To evidence completion of this task, and to check your own progress, you should report the accuracy of your model before and after training. You should add to the pdf accompanying your code a screenshot of the output of your code. Mine, for example, looks as follows:

Initial Accuracy: 50.0%
Final Accuracy: 100.0%

Turning to training, your aim is to train a model to achieve 100% accuracy on this task. As a cost function, you should use Binary Cross-Entropy, which is the same cost function used in Logistic Regression. You can find PyTorch’s here. You can and should draw heavily on earlier codelets. The initialization of the network greatly affects its final performance, as does the number of epochs. To assist you, a line of code is included at the top of codelet4.py which sets the random seed for PyTorch. You should tweak this until you find a seed that works well. For example, some of my random seeds remain stuck at 50% accuracy.

To evidence completion of this task, and to check your own progress, you should report the initial and final cost value for your model on the data. You should add to the pdf accompanying your code a screenshot of the output of your code. Mine, for example, looks as follows:

Initial Cost: 0.7148466110229492
Final Cost: 0.09981650859117508

Plotting Representations

Your final task is to complete the plot function and to reason about the role of the hidden layer in solving XOR. To help you approach this, plot provides the basic scaffolding. The leftmost plot, which plots input features and labels, is already completed for you. On that plot, you’ll notice four points, two squares and two stars. The X and Y axis represent different input features. For example, when the input features are both 0, the predicted label is 0 (False), which is represented by a star.

Your aim is to complete the rightmost plot, which gives the relationship between the hidden layer nodes and the labels. Note, you can add whatever parameters you want to the plot function.

To evidence completion of this task please provide screenshots of the final plots in the pdf accompanying your code.

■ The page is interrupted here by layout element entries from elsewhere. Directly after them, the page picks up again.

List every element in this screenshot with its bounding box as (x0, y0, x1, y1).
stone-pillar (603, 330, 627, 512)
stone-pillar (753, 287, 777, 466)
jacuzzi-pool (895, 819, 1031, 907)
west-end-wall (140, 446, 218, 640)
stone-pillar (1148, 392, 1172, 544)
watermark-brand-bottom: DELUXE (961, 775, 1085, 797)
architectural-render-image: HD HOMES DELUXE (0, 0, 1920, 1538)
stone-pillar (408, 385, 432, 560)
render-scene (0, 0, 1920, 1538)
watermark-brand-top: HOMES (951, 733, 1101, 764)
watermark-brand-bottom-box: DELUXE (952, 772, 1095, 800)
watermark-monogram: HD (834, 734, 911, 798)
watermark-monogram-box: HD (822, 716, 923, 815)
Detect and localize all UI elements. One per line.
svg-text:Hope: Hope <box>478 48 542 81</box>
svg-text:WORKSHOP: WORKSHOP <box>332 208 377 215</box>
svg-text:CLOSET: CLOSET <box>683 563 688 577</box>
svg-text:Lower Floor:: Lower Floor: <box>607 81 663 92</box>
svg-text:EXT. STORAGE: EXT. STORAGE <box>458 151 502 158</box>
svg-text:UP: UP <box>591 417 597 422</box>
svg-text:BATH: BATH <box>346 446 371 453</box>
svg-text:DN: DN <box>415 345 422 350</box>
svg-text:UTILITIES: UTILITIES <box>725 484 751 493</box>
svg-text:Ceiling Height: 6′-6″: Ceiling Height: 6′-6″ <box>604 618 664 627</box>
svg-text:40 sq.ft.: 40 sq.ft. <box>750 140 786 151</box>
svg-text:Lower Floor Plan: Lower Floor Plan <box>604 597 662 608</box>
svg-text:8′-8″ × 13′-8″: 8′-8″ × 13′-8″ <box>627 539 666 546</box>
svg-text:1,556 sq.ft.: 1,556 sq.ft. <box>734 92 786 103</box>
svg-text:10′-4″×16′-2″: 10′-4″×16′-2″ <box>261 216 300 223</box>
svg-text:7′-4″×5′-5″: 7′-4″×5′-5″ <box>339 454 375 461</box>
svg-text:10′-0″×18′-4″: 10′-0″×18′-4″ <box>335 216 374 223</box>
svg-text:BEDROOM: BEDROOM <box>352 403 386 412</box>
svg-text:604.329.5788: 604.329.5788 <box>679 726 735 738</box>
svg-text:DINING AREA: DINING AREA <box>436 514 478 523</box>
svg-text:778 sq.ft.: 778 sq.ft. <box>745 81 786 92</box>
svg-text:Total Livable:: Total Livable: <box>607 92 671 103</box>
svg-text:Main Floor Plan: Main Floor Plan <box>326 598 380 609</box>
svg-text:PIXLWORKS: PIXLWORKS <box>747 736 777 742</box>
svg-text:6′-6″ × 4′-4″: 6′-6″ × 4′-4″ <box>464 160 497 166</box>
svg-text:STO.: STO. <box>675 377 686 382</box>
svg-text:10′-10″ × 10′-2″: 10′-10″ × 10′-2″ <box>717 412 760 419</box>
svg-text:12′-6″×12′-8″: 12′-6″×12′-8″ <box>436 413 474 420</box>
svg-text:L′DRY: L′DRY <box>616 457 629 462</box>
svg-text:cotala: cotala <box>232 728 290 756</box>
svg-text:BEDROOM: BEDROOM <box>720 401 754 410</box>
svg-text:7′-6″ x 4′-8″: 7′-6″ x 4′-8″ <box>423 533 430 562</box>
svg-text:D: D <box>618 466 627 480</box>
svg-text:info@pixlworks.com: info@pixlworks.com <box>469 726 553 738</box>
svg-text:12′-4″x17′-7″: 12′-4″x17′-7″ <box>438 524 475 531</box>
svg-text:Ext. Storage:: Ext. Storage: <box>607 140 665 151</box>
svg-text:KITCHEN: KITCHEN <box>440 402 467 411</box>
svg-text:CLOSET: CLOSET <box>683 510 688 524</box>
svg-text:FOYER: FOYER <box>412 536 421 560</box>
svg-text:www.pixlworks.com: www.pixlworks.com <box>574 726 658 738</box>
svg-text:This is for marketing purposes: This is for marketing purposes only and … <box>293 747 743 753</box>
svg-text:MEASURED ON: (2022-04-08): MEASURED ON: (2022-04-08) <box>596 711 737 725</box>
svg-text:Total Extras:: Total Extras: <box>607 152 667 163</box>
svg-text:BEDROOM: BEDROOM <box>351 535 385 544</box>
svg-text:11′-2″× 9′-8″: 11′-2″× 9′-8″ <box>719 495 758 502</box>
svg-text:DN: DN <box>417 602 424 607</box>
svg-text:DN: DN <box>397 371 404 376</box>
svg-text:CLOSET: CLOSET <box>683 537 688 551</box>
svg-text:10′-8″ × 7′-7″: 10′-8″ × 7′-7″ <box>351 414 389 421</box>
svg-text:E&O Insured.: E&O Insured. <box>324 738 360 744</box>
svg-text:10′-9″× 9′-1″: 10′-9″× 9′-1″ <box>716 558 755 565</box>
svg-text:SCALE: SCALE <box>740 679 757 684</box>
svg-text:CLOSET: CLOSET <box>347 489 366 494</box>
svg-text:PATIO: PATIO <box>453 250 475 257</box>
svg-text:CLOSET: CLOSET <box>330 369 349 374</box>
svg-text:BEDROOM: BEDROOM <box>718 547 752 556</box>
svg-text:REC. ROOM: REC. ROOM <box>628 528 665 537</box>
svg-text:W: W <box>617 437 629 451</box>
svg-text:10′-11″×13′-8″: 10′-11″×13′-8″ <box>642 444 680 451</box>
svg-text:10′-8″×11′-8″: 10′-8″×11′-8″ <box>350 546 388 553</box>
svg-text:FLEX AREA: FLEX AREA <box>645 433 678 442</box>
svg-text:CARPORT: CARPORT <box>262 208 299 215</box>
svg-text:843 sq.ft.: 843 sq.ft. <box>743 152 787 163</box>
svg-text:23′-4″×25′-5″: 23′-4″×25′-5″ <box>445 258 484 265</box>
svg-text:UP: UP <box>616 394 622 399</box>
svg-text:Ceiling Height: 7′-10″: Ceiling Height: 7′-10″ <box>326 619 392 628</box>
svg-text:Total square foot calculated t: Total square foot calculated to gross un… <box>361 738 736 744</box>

Additionally, you should provide answers to the following questions:

Given the plot on the left, why is XOR impossible to learn using Logistic Regression?
Given the plot on the right, how does the hidden layer assist in solving the XOR problem?
In general, what kinds of representations do you think a neural network tries to learn before the output layer? What type of model do you think the final weights represent (i.e. the weights mapping from the last hidden layer to the model’s prediction)?